No one on the Telegraph has ever seen Col drunker than the day in 1998 when he lured Sydney Morning Herald editor John Lyons out of the Fairfax office as he was negotiating his severance package. Col got him completely legless over six hours at Wockpool in Darling Harbour in the presence of Lachlan. Col staggered back into the office at 7pm and even took Lyons into his office, where he fielded a call from SMH media writer Pilita Clark. The next day Col could be heard laughing uproariously all morning as various people called him about the story on page 3 that ran under the double-decker headline: “The day the editor of the Herald went for a drink and was sacked.” Col proudly told conference the next day that Bob Carr had called him and laughingly described it as the biggest stitch-up he’d ever seen. It was ironic that in March last year, Lyons turned on Carr and reported him slagging the Labor Party in a Bulletin cover story. A rattled Bob Carr rang Col shortly after The Bulletin hit the streets seeking an assurance he would never report private conversations like John Lyons had. Col is a pretty loyal mate of Carr’s, which partly explains the easy run he got during the 1999 NSW election.

No Beards, No Ponytails

It is funny how people become clones of their masters. Col used to sound just like Lachlan when he used the word “fantarrrstic”. And, just like Rupert, Col dislikes men with beards and ponytails. I can remember proposing sending business reporter Drew Gibson out to One.Tel on the day News Corp and PBL announced they were both injecting $200 million into the fledgling telco. Col instructed me to tell Drew that he would not be allowed to go out and represent News Ltd anywhere until he removed his ponytail. Like 70% of the abuse that Col tells his deputies to dish out to their underlings, it wasn’t passed on because it was so stupid and the editorial managers were concerned it could get Col into legal difficulties. Drew ended up replacing me as business editor and still wears the ponytail to this day.

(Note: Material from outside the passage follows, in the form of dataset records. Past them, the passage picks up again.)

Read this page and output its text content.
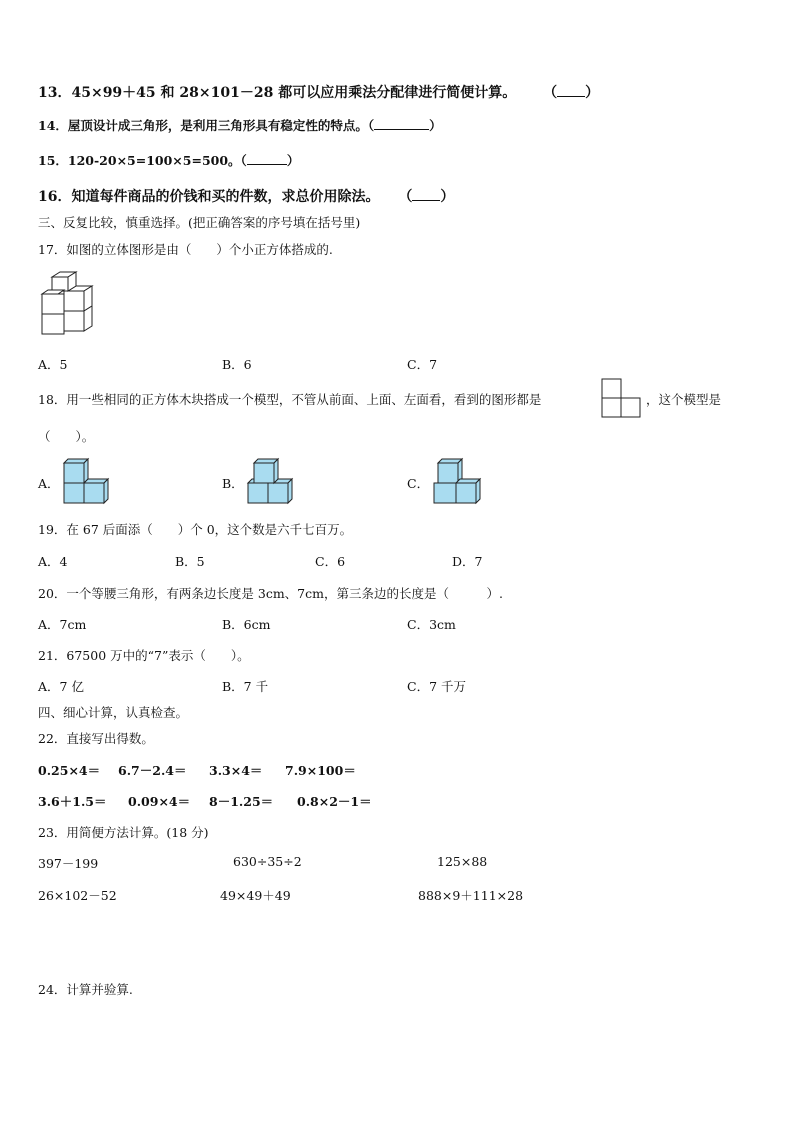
13．45×99＋45 和 28×101－28 都可以应用乘法分配律进行简便计算。 （ ）
14．屋顶设计成三角形，是利用三角形具有稳定性的特点。（	）
15．120-20×5=100×5=500。（	）
16．知道每件商品的价钱和买的件数，求总价用除法。 （ ）
三、反复比较，慎重选择。(把正确答案的序号填在括号里)
17．如图的立体图形是由（　　）个小正方体搭成的.
A．5	B．6	C．7
18．用一些相同的正方体木块搭成一个模型，不管从前面、上面、左面看，看到的图形都是	，这个模型是
（　　）。
A．	B．	C．
19．在 67 后面添（　　）个 0，这个数是六千七百万。
A．4	B．5	C．6	D．7
20．一个等腰三角形，有两条边长度是 3cm、7cm，第三条边的长度是（　　　）.
A．7cm	B．6cm	C．3cm
21．67500 万中的“7”表示（　　）。
A．7 亿	B．7 千	C．7 千万
四、细心计算，认真检查。
22．直接写出得数。
0.25×4＝ 6.7－2.4＝ 3.3×4＝ 7.9×100＝
3.6＋1.5＝ 0.09×4＝ 8－1.25＝ 0.8×2－1＝
23．用简便方法计算。(18 分)
397－199	630÷35÷2	125×88
26×102－52	49×49＋49	888×9＋111×28
24．计算并验算.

SOME OF THE FAMOUS HEADLINES

It is hard to go past “A NATION OF BASTARDS” but “YOU VILL PAY” goes close. The story related to that German athletics coach who had been signed up by the Australian Institute of Sport despite having a history of steroid abuse. There was a furore over whether he would be paid out and the picture had him pointing at the camera and dressed up in a Prussian war helmet. The Press Council ruled against the Telegraph on this one. Col hates Alan Jones and refers to him scathingly as The Parrot. When he was appointed deputy chairman of the Australian Sports Commission, Col trotted out the headline: “Polly gets a cracker”. The story made no mention of what this meant, a bit like this story and the headline that carries it. Only media insiders understand the meaning of both headlines. Other good ones include “Helly Dolly” when notorious sex offender Dolly Dunn was discovered. It was actually picture editor and old Col mate from New York Julian Zacharus who came up with this one, but Col naturally gets the credit. Another beauty was the page 3 do-up with a big picture of Mal Colston and huge arrow pointing at him under the headline: “This man is a rat and a sook”.

POSTSCRIPT: The media bush telegraph tells Crikey that Col didn’t take offence at this piece, although he remarked to a couple of people that he felt like he was being stalked. We strongly recommend people read the book Stick it up your punter, because it is all about The London Sun and its mad editor Kelvin McKenzie, a man that Col models himself on.